To her relief, she saw no great pain in Erik’s face, nor heard any in his voice when he spoke again. “It happens. You look to have done well.”
“I have.” She smoothed her hands down the crimson wool of her skirts. “Amber and wax from Muscovy this trip. Lighter than furs, and less likely to leave the crew scratching.”
“Only half frozen, I’d think.” Erik laughed.
“As long as it’s the right half, gold does a lot to thaw a man again.” The setting sun glinted red-gold off the water, catching Toinette’s eye. “Here, you didn’t come all this way just to compare our lives or ask for a rematch at archery, did you?”
“No, no more than I did to let you redeem yourself with a falcon. I need to hire myself a ship.”
“Welcome words. There’s a tavern down that way”—Toinette jerked a thumb to indicate where—“that’s half-decent if you watch the landlord while he’s pouring the wine. I’ve a mind to talk over meat and drink.”
* * *
The tavern was small and reasonably clean. The table wasn’t sticky, and the rushes had been changed within the last fortnight. Toinette had been right about the wine too, and the pottage, though mostly cabbage, tasted as if the bits of meat might truly have been rabbit.

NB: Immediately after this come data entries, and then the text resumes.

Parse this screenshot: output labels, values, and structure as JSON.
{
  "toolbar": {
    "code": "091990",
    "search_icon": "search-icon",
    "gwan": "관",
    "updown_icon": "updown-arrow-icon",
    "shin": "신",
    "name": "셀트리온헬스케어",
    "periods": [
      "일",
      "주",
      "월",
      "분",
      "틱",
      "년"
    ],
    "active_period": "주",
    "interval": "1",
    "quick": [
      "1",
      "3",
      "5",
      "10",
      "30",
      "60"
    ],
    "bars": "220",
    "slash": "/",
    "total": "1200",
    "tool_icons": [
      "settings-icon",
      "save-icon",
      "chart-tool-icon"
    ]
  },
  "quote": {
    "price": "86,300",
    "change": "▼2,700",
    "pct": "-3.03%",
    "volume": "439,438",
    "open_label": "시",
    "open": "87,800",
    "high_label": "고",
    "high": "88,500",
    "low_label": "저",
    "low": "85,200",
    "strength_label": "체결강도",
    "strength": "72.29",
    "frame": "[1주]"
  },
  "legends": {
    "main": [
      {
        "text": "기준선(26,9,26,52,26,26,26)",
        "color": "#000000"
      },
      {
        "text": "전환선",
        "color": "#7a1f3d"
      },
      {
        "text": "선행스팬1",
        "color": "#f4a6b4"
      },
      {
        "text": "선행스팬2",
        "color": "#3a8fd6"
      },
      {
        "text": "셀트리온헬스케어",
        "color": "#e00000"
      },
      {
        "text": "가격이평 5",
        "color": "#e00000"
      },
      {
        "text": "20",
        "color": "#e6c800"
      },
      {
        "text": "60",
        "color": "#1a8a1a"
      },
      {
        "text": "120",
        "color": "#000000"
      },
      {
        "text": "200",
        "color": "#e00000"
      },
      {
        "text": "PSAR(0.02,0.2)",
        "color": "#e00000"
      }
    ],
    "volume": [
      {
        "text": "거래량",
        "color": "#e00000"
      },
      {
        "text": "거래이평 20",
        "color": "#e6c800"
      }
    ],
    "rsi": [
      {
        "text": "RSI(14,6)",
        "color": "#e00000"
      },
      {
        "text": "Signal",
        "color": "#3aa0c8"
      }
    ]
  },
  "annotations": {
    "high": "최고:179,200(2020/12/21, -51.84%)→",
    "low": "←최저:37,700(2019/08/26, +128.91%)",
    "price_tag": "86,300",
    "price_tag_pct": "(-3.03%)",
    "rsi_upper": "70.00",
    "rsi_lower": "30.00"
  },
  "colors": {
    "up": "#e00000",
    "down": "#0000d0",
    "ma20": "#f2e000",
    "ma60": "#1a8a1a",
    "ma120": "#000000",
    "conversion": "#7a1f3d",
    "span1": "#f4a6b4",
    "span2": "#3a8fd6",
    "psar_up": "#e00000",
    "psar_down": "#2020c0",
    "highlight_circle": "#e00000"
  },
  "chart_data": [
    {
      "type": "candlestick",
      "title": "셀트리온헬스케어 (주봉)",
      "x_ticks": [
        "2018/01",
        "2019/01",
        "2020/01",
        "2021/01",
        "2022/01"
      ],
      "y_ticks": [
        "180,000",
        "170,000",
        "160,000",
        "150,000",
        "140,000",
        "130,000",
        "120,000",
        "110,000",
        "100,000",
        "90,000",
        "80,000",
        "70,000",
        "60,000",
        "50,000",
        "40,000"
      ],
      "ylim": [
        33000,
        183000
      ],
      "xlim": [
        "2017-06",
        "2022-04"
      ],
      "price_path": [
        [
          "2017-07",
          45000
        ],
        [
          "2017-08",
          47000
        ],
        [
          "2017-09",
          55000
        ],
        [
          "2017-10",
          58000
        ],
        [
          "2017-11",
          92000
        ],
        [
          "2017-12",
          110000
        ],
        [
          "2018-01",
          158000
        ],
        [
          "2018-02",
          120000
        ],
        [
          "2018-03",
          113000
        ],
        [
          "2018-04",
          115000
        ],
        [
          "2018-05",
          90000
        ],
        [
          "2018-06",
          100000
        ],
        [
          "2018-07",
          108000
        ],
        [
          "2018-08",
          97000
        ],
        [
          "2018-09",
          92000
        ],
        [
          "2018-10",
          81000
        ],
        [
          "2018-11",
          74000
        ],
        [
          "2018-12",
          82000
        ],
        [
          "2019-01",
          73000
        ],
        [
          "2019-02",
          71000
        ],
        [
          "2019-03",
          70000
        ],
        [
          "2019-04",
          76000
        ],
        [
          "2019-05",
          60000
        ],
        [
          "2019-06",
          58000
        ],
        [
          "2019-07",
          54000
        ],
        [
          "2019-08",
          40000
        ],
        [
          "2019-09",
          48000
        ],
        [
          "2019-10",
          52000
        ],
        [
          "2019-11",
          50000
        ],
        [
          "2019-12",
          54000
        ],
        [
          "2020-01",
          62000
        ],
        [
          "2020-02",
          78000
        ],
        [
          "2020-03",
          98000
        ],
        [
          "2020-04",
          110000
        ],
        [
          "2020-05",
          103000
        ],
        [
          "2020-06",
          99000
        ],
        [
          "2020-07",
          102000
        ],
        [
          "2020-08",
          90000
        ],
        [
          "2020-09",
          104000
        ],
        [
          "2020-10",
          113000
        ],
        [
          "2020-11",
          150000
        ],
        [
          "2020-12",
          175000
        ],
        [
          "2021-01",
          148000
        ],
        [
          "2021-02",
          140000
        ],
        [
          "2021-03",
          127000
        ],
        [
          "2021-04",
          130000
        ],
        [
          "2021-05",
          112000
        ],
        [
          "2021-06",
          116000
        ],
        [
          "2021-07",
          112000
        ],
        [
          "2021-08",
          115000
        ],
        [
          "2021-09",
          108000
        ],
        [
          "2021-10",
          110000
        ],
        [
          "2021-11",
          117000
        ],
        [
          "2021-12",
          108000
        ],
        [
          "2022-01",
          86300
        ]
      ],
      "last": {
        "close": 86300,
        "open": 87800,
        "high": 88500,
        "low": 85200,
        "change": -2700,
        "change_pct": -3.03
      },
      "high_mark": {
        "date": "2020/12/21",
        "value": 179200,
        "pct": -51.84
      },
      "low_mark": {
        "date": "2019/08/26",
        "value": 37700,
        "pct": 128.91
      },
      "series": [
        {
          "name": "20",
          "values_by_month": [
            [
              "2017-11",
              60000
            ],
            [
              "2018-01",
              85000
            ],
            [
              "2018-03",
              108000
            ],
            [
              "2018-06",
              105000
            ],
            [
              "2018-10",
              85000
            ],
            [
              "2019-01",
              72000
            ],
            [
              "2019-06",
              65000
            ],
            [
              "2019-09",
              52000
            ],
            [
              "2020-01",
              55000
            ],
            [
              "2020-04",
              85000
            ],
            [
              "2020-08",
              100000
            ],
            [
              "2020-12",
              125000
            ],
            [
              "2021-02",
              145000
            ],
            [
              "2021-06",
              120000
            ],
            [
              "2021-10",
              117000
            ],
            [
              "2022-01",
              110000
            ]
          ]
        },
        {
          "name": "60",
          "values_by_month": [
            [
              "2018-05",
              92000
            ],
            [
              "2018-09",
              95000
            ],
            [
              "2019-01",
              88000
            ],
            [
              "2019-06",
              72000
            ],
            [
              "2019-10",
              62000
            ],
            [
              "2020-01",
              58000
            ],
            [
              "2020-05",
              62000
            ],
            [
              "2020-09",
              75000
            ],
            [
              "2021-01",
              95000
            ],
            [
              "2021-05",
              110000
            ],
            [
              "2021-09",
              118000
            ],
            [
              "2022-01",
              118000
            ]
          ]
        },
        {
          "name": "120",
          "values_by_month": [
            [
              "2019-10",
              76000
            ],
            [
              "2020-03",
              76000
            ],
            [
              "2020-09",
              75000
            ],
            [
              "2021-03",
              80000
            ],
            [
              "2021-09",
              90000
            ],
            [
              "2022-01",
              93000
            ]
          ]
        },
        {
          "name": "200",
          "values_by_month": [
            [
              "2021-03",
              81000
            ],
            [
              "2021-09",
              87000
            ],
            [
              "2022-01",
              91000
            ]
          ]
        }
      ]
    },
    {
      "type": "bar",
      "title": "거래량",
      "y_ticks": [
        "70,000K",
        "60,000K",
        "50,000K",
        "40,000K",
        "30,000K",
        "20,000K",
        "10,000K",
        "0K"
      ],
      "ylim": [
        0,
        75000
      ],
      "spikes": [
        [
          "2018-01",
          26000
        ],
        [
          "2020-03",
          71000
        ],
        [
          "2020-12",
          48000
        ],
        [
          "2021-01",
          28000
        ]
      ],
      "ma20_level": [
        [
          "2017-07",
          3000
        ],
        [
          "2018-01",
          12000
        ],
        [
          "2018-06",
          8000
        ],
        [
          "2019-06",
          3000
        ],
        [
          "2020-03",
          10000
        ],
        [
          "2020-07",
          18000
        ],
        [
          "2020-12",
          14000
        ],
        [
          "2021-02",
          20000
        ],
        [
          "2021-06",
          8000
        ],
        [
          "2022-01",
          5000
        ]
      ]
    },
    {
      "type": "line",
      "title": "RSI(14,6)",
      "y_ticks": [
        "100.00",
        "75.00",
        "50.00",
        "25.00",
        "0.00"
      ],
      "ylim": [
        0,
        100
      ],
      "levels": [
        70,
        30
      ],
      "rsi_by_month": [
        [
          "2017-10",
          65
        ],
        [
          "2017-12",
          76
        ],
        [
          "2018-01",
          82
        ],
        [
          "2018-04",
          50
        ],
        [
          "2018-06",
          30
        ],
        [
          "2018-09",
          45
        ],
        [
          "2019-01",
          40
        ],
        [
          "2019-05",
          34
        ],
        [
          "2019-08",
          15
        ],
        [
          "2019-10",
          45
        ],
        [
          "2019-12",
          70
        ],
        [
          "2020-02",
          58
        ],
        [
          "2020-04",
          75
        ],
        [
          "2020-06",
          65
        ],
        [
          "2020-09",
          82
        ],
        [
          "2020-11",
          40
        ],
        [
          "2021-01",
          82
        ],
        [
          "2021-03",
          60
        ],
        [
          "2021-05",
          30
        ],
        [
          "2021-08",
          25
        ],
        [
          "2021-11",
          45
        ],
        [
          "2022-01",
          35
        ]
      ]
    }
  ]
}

Such qualities drew a number of guests, mostly the quieter sort of man from the docks by the look of them. None sat very close to Toinette or Erik, and all seemed absorbed in their own affairs. Still, Erik switched into Gaelic as he put down his spoon and asked, “You’ve perhaps heard of the Templars?”
Toinette thought for the time it took her to sip wine and put the cup back down. “Crusader knights, weren’t they? And maybe devil worshippers?” A hundred-odd years since their parting had left her accent rusty, but Erik could understand her well enough.
“Aye, so the king said at the time, I hear.” He hadn’t bothered about it much on that occasion. Moiread MacAlasdair had said she didn’t care if they’d each kissed Satan’s cold arse in person; the men didn’t matter, only their artifacts. “They had a great deal of treasure.”
“Had?”
“Philip claimed most of it.” Indeed, those who felt safe speaking of such matters suggested that greed had been the fuel for those pyres. Erik wouldn’t have been surprised. “But there are those who say he didn’t find all—that a small company of the knights smuggled some out and brought it to an island west of England. Of those tales, a few say that it wasn’t only gold. They speak of magic enough to reshape the world, or a part of it.”
Toinette’s crimson lips pursed. “Ah,” she said, amused. “And I daresay you’ve no wish to hire an English captain. The war progresses?”
“It does. That’s the reason I’m going.” Erik said. “It’s a small chance, but I’ll take it for my people’s sake.”
“How very loyal of you.”
As it had always done, her gaze grew remote when speaking of such matters, and the humor in her voice was lofty: These affairs have so little to interest me. When Erik was fifteen, he’d blushed and stammered and grown angry. When he was eighteen, he’d blushed and stammered for different reasons, and the anger had taken a distant place.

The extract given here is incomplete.